TAPED to the window is a notice inviting all the town's young men to join the military struggle. Essential attributes, it says, are "a readiness to make the supreme sacrifice" and "the will to liberate our people from dictatorial oppression".
Three and a half months after its occupation by Zairean rebels, however there is little sign of military activity in Goma.
Bombing raids on nearby Bukavu and other parts of eastern Zaire have reignited fears of a government campaign against civilian targets, But among Goma's inhabitants, belief in the rebels' ability to win this war have not been shaken.
Yesterday thousands of residents fled Bukavu after at least 21 people were killed in raids by government warplanes on three rebel held centres. Aid workers reported panic-stricken residents fleeing for safer areas outside the city. Some 500 had fled Bukavu on Monday.
Nevertheless, the government's counter-offensive, billed last month as "total and devastating", has failed to halt the rebel advance.
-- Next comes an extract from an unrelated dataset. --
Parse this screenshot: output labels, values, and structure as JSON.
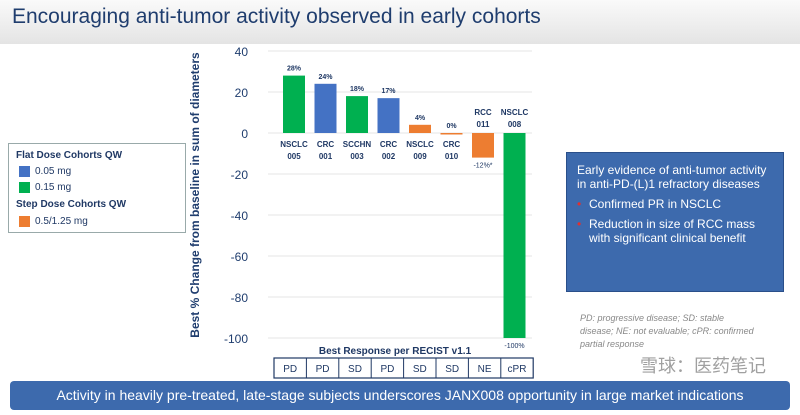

The real fighting is now taking place far to the west deep in the equatorial rain forest.
Since launching their campaign last October, the rebels have taken over a huge swathe of eastern Zaire and renamed it the Democratic Republic of Congo. Not a week passes without the capture of a town or strategic junction.
Led by long-time revolutionary Mr Laurent Kabila, the ADFL the Alliance of Democratic Forces for the Liberation of Congo-Zaire, has enjoyed astounding success. With the exception of a couple of battles at the start of the war the Zairean army (FAZ) has hardly bothered to engage the rebels. Instead, the government's demoralised troops have retreated, raping and looting on their way.
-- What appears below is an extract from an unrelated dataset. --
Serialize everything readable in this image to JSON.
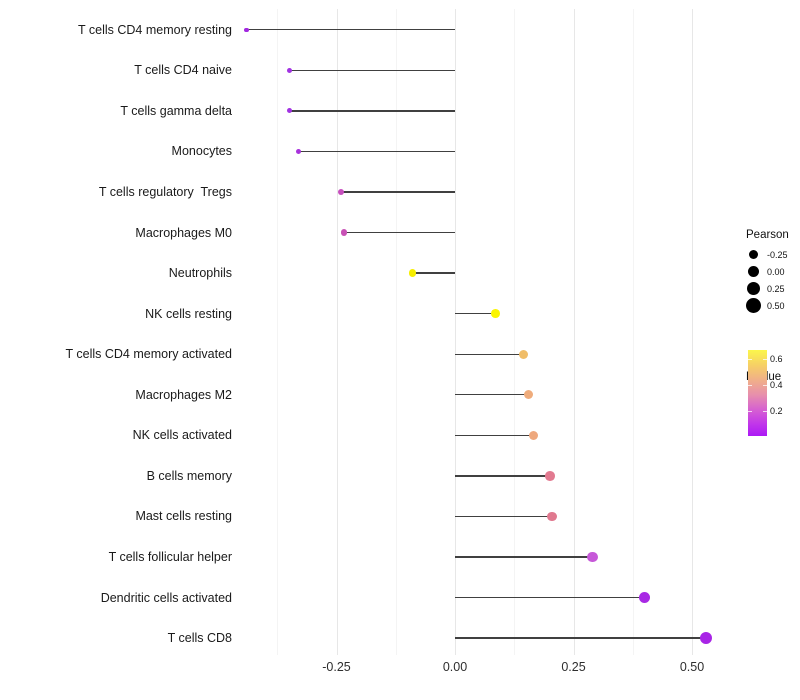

"It is not so much that the rebels have succeeded," a western diplomat in the region says. "It's more a question of the FAZ having failed. They're without logistics, training and a will to fight. Even the mercenaries hired by the government have taken a beating."
Suggestions that the rebels' success can only have been achieved with the backing of Rwanda and Uganda are denied by the ADFL and by Zaire's eastern neighbours. Western diplomats in the Rwandan capital, Kigali, insist there is no evidence of direct involvement "by either country.
Some, however, concede that Rwanda might be providing the rebels with military instructors. Sources inside Zaire indicate the ADFL's officer cadre is being trained at a camp inside Uganda.
"We are doing this on our own," says an ADFL spokesman, Mr Raphael Ghenda, seated in his office in central Goma. "The arms we have were left behind by the fleeing Zairean army. I can't say where we bought our uniforms, but we have used the riches of the region to support our struggle."
So brazen has the rebel thrust become that Mr Kabila has given Zaire's President Mobutu Sese Seko until February 21st to resign. If he does not, the rebel leader says he will march his men right across the country and into the capital, Kinshasa.
"There's quite a lot of propaganda with this regime," an aid worker in Goma says, "but, so far, everything they've said has come true. If they say they're going to take a town, they take it. In fact, that's part of their strategy to announce their next step and wait for the FAZ to flee."
The rebels' next objective is Kisangani, Zaire's third-largest city and headquarters of the government's flagging counter-offensive. Strategically located at the head-waters of the country's most significant artery, the Zaire river, Kisangani is viewed as key to control of the sprawling interior.
"The effect on the government of the rebels taking Kisangani would be devastating," says a high-ranking western diplomat in the region. "The negotiations will start if they reach Kisangani. They'll probably take the city by the end of this month."
What shape talks might take is difficult to envisage. Despite his precarious state of health after a cancer operation, Mr Mobutu (66) has vowed to crush the rebels by force.
For his part, Mr Kabila insists no negotiations can begin until the president stands down. Anxious to avoid a costly humanitarian crisis in Zaire - the almost inevitable fall-out of prolonged conflict in Africa's third-largest country - the United States has been actively engaged in mediating between the two sides.
One scenario is that ailing Mr Mobutu, an old Cold War ally, might be prevailed upon to take his plundered fortune and settle quietly in exile. This would leave the way open for Mr Kabila to make a deal with Zaire's legitimate opposition and form an interim government.
On one point most observers are in agreement: Mr Mobutu's star is in decline.